Überraschend fühlte sie den Druck zweier Hände, die sich auf die ihren legten, während sie das Buch immer noch festhielten. Mit einem dumpfen Knall schlug der Roman zu und das Blut war verschwunden. Amalia registrierte, wie eine fremde Haarsträhne über ihr Gesicht bis zu ihrer Brust glitt.

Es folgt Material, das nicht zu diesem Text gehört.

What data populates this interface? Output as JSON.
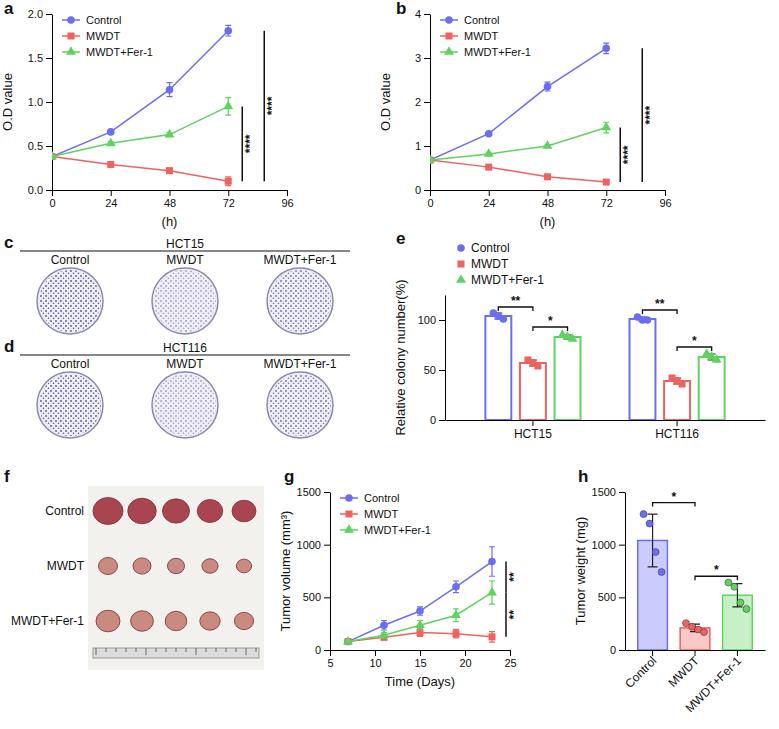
{
  "chart_data": [
    {
      "type": "line",
      "panel_label": "a",
      "x_label": "(h)",
      "y_label": "O.D value",
      "x": [
        0,
        24,
        48,
        72
      ],
      "xlim": [
        0,
        96
      ],
      "xticks": [
        0,
        24,
        48,
        72,
        96
      ],
      "ylim": [
        0,
        2
      ],
      "yticks": [
        {
          "value": 0,
          "label": "0.0"
        },
        0.5,
        {
          "value": 1,
          "label": "1.0"
        },
        1.5,
        {
          "value": 2,
          "label": "2.0"
        }
      ],
      "legend": "top-left",
      "series": [
        {
          "name": "Control",
          "color": "#6b6df3",
          "marker": "circle",
          "values": [
            0.38,
            0.66,
            1.14,
            1.81
          ],
          "errors": [
            0.01,
            0.02,
            0.08,
            0.06
          ]
        },
        {
          "name": "MWDT",
          "color": "#f0625f",
          "marker": "square",
          "values": [
            0.38,
            0.29,
            0.22,
            0.1
          ],
          "errors": [
            0.01,
            0.01,
            0.01,
            0.05
          ]
        },
        {
          "name": "MWDT+Fer-1",
          "color": "#5fd35f",
          "marker": "triangle",
          "values": [
            0.38,
            0.53,
            0.63,
            0.95
          ],
          "errors": [
            0.01,
            0.02,
            0.02,
            0.1
          ]
        }
      ],
      "annotations": [
        {
          "text": "****",
          "y": [
            0.1,
            1.81
          ]
        },
        {
          "text": "****",
          "y": [
            0.1,
            0.95
          ]
        }
      ]
    },
    {
      "type": "line",
      "panel_label": "b",
      "x_label": "(h)",
      "y_label": "O.D value",
      "x": [
        0,
        24,
        48,
        72
      ],
      "xlim": [
        0,
        96
      ],
      "xticks": [
        0,
        24,
        48,
        72,
        96
      ],
      "ylim": [
        0,
        4
      ],
      "yticks": [
        0,
        1,
        2,
        3,
        4
      ],
      "legend": "top-left",
      "series": [
        {
          "name": "Control",
          "color": "#6b6df3",
          "marker": "circle",
          "values": [
            0.68,
            1.28,
            2.35,
            3.22
          ],
          "errors": [
            0.02,
            0.03,
            0.1,
            0.12
          ]
        },
        {
          "name": "MWDT",
          "color": "#f0625f",
          "marker": "square",
          "values": [
            0.68,
            0.52,
            0.3,
            0.18
          ],
          "errors": [
            0.01,
            0.02,
            0.02,
            0.02
          ]
        },
        {
          "name": "MWDT+Fer-1",
          "color": "#5fd35f",
          "marker": "triangle",
          "values": [
            0.68,
            0.82,
            1.0,
            1.42
          ],
          "errors": [
            0.02,
            0.02,
            0.03,
            0.12
          ]
        }
      ],
      "annotations": [
        {
          "text": "****",
          "y": [
            0.18,
            3.22
          ]
        },
        {
          "text": "****",
          "y": [
            0.18,
            1.42
          ]
        }
      ]
    },
    {
      "type": "image",
      "panel_label": "c",
      "title": "HCT15",
      "categories": [
        "Control",
        "MWDT",
        "MWDT+Fer-1"
      ]
    },
    {
      "type": "image",
      "panel_label": "d",
      "title": "HCT116",
      "categories": [
        "Control",
        "MWDT",
        "MWDT+Fer-1"
      ]
    },
    {
      "type": "bar",
      "panel_label": "e",
      "y_label": "Relative colony number(%)",
      "categories": [
        "HCT15",
        "HCT116"
      ],
      "ylim": [
        0,
        125
      ],
      "yticks": [
        0,
        50,
        100
      ],
      "legend": "top-left",
      "series": [
        {
          "name": "Control",
          "color": "#6b6df3",
          "marker": "circle",
          "values": [
            104,
            101
          ],
          "errors": [
            3,
            2
          ],
          "points": [
            [
              107,
              104,
              101
            ],
            [
              103,
              100,
              100
            ]
          ]
        },
        {
          "name": "MWDT",
          "color": "#f0625f",
          "marker": "square",
          "values": [
            57,
            39
          ],
          "errors": [
            3,
            3
          ],
          "points": [
            [
              60,
              57,
              54
            ],
            [
              42,
              39,
              36
            ]
          ]
        },
        {
          "name": "MWDT+Fer-1",
          "color": "#5fd35f",
          "marker": "triangle",
          "values": [
            83,
            63
          ],
          "errors": [
            2,
            3
          ],
          "points": [
            [
              85,
              83,
              81
            ],
            [
              66,
              63,
              60
            ]
          ]
        }
      ],
      "annotations": [
        {
          "text": "**",
          "category": "HCT15",
          "between": [
            "Control",
            "MWDT"
          ],
          "y": 113
        },
        {
          "text": "*",
          "category": "HCT15",
          "between": [
            "MWDT",
            "MWDT+Fer-1"
          ],
          "y": 93
        },
        {
          "text": "**",
          "category": "HCT116",
          "between": [
            "Control",
            "MWDT"
          ],
          "y": 110
        },
        {
          "text": "*",
          "category": "HCT116",
          "between": [
            "MWDT",
            "MWDT+Fer-1"
          ],
          "y": 73
        }
      ]
    },
    {
      "type": "image",
      "panel_label": "f",
      "categories": [
        "Control",
        "MWDT",
        "MWDT+Fer-1"
      ]
    },
    {
      "type": "line",
      "panel_label": "g",
      "x_label": "Time (Days)",
      "y_label": "Tumor volume (mm³)",
      "x": [
        7,
        11,
        15,
        19,
        23
      ],
      "xlim": [
        5,
        25
      ],
      "xticks": [
        5,
        10,
        15,
        20,
        25
      ],
      "ylim": [
        0,
        1500
      ],
      "yticks": [
        0,
        500,
        1000,
        1500
      ],
      "legend": "top-left",
      "series": [
        {
          "name": "Control",
          "color": "#6b6df3",
          "marker": "circle",
          "values": [
            80,
            235,
            370,
            600,
            840
          ],
          "errors": [
            10,
            45,
            40,
            55,
            140
          ]
        },
        {
          "name": "MWDT",
          "color": "#f0625f",
          "marker": "square",
          "values": [
            80,
            120,
            165,
            155,
            125
          ],
          "errors": [
            10,
            15,
            35,
            40,
            50
          ]
        },
        {
          "name": "MWDT+Fer-1",
          "color": "#5fd35f",
          "marker": "triangle",
          "values": [
            80,
            140,
            235,
            330,
            545
          ],
          "errors": [
            10,
            25,
            45,
            60,
            110
          ]
        }
      ],
      "annotations": [
        {
          "text": "**",
          "y": [
            545,
            840
          ]
        },
        {
          "text": "**",
          "y": [
            125,
            545
          ]
        }
      ]
    },
    {
      "type": "bar",
      "panel_label": "h",
      "y_label": "Tumor weight (mg)",
      "categories": [
        "Control",
        "MWDT",
        "MWDT+Fer-1"
      ],
      "values": [
        1040,
        210,
        520
      ],
      "errors": [
        250,
        35,
        110
      ],
      "points": [
        [
          1290,
          1200,
          930,
          740
        ],
        [
          255,
          220,
          195,
          170
        ],
        [
          640,
          600,
          450,
          390
        ]
      ],
      "colors": [
        "#6b6df3",
        "#f0625f",
        "#5fd35f"
      ],
      "ylim": [
        0,
        1500
      ],
      "yticks": [
        0,
        500,
        1000,
        1500
      ],
      "annotations": [
        {
          "text": "*",
          "between": [
            "Control",
            "MWDT"
          ],
          "y": 1400
        },
        {
          "text": "*",
          "between": [
            "MWDT",
            "MWDT+Fer-1"
          ],
          "y": 700
        }
      ]
    }
  ]
}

»Vorsicht! Bücher sind in der Lage große Macht auf Menschen auszuüben«, wisperte eine unbekannte, sanfte Frauenstimme in ihr Ohr. Ruckartig sprang Amalia auf, dabei kippte der Stuhl krachend zu Boden. Als sie sich umdrehte, fiel sie über das umgekippte Möbelstück und landete hart auf dem Parkett. Eine schlanke Frau mit schwarzem hüftlangem Haar, deren Gesicht sie nicht richtig erkennen konnte, starrte sie aus leuchtend gelben Augen mit ovalen Pupillen – wie die einer Katze bei Dämmerung – an. Amalia hatte nie etwas Vergleichbares gesehen. Plötzlich erkannte Amalia eine langschnauzige Bestie im Schatten der Frau und mit einem Mal wurde alles schwarz …
Lautes Klopfen riss Amalia aus dem Schlaf. Die Sonne blendete und augenblicklich stiegen ihr Tränen in die Augen, die sie zu unterdrücken versuchte. Verwirrt blickte sie sich um. Wie war sie in ihr Zimmer gekommen? Erneut hämmerte es an der Tür.
»Ich komm gleich!«, schrie sie genervt und raffte sich auf.
Doch Freya schien ungeduldig zu sein, denn noch bevor Amalia aus dem Bett schlüpfen konnte, stand sie bereits neben ihr.
»Guten Morgen. Der nächtliche Ausflug hat deinen Haaren überhaupt nicht gutgetan. Du siehst aus wie eine Vogelscheuche«, sagte sie fast mitleidig.